Quel deficiente era capace di fare lo spavaldo anche in una situazione del
genere, di tenere su la sua maschera di cavaliere senza macchia e senza paura.
Idiota. Come se lui non vedesse attraverso le paurose crepe che vi ci stavano
formando.
Ora basta, però. Continuando a pensare al suddetto demente non avrebbe cavato
un ragno dal buco, ed era inevitabile che lo facesse osservando quel letto
tristemente rifatto. Vuoto.
Uscire. Doveva uscire.
Prese la giacca, e le sue dita esitarono sulle chiavi dell’Impala, decidendo
poi di andare a piedi.
Sarebbe stato troppo strano guidare in solitaria, un impietoso rigirare il
coltello nella piaga.
L’aria era fredda e pungente, le strade semivuote.
Nell’impietoso e gelido silenzio sollevò gli occhi, come a cercare sollievo nello
sconfinato cielo stellato.
Era una tela dipinta con
maestria ultraterrena, di una bellezza tale da togliergli il fiato.

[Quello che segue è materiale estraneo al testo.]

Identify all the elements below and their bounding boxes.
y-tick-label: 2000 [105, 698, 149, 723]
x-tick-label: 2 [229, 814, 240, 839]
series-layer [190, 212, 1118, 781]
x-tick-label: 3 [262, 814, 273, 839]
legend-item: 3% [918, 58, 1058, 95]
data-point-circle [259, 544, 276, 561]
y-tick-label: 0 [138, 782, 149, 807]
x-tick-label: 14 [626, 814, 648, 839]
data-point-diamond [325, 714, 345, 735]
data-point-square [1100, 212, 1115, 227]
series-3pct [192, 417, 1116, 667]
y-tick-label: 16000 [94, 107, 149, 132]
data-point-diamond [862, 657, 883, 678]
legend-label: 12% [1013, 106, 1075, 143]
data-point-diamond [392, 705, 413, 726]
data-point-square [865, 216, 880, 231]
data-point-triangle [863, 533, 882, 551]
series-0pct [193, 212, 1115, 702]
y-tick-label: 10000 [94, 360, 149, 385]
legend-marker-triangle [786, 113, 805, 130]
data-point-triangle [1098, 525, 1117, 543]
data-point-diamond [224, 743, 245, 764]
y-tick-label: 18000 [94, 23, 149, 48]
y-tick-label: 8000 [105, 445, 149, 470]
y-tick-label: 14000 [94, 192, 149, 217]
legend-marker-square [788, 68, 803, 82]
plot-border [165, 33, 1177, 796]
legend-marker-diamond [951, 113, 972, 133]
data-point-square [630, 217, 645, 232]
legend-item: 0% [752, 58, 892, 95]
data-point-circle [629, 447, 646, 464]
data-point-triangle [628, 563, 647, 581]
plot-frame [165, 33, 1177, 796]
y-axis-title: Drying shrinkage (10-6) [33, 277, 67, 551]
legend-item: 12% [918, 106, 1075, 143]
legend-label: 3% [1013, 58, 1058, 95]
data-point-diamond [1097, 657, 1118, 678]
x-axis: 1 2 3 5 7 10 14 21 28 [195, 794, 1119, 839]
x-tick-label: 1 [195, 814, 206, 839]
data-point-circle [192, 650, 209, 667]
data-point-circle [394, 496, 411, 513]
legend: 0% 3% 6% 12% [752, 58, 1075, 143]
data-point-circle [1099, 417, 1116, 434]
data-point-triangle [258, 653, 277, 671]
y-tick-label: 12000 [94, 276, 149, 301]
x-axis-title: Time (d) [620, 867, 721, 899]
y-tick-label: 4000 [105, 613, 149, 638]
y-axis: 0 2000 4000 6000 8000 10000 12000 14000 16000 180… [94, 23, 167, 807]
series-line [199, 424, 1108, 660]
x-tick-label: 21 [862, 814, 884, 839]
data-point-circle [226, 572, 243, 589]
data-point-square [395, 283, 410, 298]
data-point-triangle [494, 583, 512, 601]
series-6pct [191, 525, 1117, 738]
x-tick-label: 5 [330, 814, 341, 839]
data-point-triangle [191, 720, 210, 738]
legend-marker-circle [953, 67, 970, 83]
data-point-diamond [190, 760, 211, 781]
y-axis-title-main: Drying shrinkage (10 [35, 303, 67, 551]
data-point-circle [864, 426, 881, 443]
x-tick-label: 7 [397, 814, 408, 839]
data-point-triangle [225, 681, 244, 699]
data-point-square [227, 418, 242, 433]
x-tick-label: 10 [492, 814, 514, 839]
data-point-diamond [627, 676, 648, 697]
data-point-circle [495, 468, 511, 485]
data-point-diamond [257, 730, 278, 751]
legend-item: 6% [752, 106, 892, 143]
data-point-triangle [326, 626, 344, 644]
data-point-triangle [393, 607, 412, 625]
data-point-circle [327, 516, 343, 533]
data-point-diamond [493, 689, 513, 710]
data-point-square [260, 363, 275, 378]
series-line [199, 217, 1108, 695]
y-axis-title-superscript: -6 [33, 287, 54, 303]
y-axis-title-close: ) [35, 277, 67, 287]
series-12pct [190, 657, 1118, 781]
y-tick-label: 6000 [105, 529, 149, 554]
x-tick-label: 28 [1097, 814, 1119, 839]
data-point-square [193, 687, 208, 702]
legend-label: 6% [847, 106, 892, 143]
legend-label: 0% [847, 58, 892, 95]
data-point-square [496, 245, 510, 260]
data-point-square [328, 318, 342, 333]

Da fare
sembrare lui ed ogni suo dilemma insignificante al suo cospetto.
Incurante delle spallate simpaticamente donategli dagli sparuti passanti, che
con tutto il marciapiede a disposizione finivano proprio addosso a lui, si
fermò per poter meglio godersi la magnificenza della volta celeste.
Gli tornò in mente una notte in cui l’amata macchinona nera s’era fermata nel
bel mezzo di una deserta statale del Colorado.
Faceva un freddo cane, ma lui era voluto scendere comunque per vedere se
riusciva a scorgere una stella cadente.
“Dean! Scendi e tieni d’occhio tuo fratello!” aveva tuonato la voce di John,
svegliando il quattordicenne dal suo torpore. Mugugnando il soldatino aveva adempiuto agli ordini, e Sam se l’era ritrovato al fianco.
Come sempre, che John glielo chiedesse o no. Qualunque
momento della sua infanzia richiamasse alla mente, non ce n’era uno in cui il
fratello non fosse stato lì per lui.
Forzato dal destino avverso, forse, ma era c’era.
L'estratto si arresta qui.